Abstract
Purpose :
While the optic nerve head (ONH) has shown a strong viscoelastic mechanical response with intraocular pressure change, computational simulations of ONH biomechanics have not incorporated the viscoelastic mechanical behavior of ONH tissues. Thus, in this study, we propose and test a mesh-free, beam-in-solid coupling algorithm to model the heterogeneous viscoelastic mechanical behavior of anisotropic collagen fibers within a viscoelastic scleral solid matrix.
Methods :
To characterize the differences in ONH biomechanics resulting from hyperelastic and viscoelastic scleral material formulations, an eye-specific finite element model of the posterior human eye was used that incorporates the full 3D microstructures of the load-bearing lamina cribrosa with interspersed laminar neural tissues.
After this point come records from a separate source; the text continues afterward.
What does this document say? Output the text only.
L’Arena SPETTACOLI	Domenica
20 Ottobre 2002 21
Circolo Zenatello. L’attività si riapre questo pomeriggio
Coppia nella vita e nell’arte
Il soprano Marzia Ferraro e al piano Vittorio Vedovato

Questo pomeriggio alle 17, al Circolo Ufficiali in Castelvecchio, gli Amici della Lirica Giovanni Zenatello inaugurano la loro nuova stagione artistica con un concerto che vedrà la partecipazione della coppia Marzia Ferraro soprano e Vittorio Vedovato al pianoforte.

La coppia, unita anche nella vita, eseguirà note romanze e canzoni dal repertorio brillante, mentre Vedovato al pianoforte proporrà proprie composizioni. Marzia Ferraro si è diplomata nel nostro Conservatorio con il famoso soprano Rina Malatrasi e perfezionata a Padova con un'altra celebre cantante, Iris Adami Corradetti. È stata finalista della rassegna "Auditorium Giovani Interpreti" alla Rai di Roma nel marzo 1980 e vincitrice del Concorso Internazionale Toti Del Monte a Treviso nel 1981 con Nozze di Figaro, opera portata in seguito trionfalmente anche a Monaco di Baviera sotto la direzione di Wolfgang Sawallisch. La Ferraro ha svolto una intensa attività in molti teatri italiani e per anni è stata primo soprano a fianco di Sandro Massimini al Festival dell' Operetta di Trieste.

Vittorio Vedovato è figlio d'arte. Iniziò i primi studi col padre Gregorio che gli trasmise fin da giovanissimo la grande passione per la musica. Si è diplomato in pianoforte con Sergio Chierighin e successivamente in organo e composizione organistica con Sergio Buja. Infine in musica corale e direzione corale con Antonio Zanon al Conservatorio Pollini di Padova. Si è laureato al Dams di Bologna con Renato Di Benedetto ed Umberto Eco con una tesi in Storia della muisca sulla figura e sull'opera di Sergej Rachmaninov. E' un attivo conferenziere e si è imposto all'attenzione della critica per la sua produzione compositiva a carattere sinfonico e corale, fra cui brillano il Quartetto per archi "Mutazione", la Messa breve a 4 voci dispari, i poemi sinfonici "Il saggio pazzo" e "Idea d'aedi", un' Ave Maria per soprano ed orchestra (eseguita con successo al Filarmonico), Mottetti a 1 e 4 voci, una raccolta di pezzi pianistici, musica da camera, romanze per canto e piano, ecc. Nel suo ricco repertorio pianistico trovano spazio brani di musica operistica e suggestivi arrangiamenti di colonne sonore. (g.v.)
Two versions of the model were compared, representing the heterogeneous, anisotropic behavior of the collagenous sclera and pia as either hyperelastic solid matrix with embedded elastic cable elements, or viscoelastic solid matrix with embedded viscoelastic beam elements. We validated the viscoelastic material property approach against published experimental tensile tests of the human scleral patches and demonstrated its effectiveness in a complex model of the posterior human eye and ONH. ONH biomechanical responses were simulated with intraocular pressure and cerebrospinal fluid pressure changes typical of body position transition from sitting to supine, applied over 250 ms.
Results :
The ONH tissues showed larger stresses and strains in the supine body position compared to the sitting in both simulations, as expected (Table). While the laminar surface deforms more posteriorly (+6 µm) from the sitting to supine using a hyperelastic material model, it deforms more anteriorly (-5.7 µm) using the viscoelastic material model; radial scleral canal expansion at the anterior laminar insertion was ~50% smaller in the viscoelastic formulation (9 µm) compared to the hyperelastic formulation (19.8 µm). All results fell within the range of experimental observations.
Conclusions :
Although ONH stresses, strains and deformations were in the physiologic range for both models, there were substantial differences between the formulations, especially in deformation. Enhancing the accuracy of material formulations in ONH models should contribute to a better understanding of ONH biomechanics, but future work needs to be done to experimentally validate these results.
This abstract was presented at the 2023 ARVO Annual Meeting, held in New Orleans, LA, April 23-27, 2023.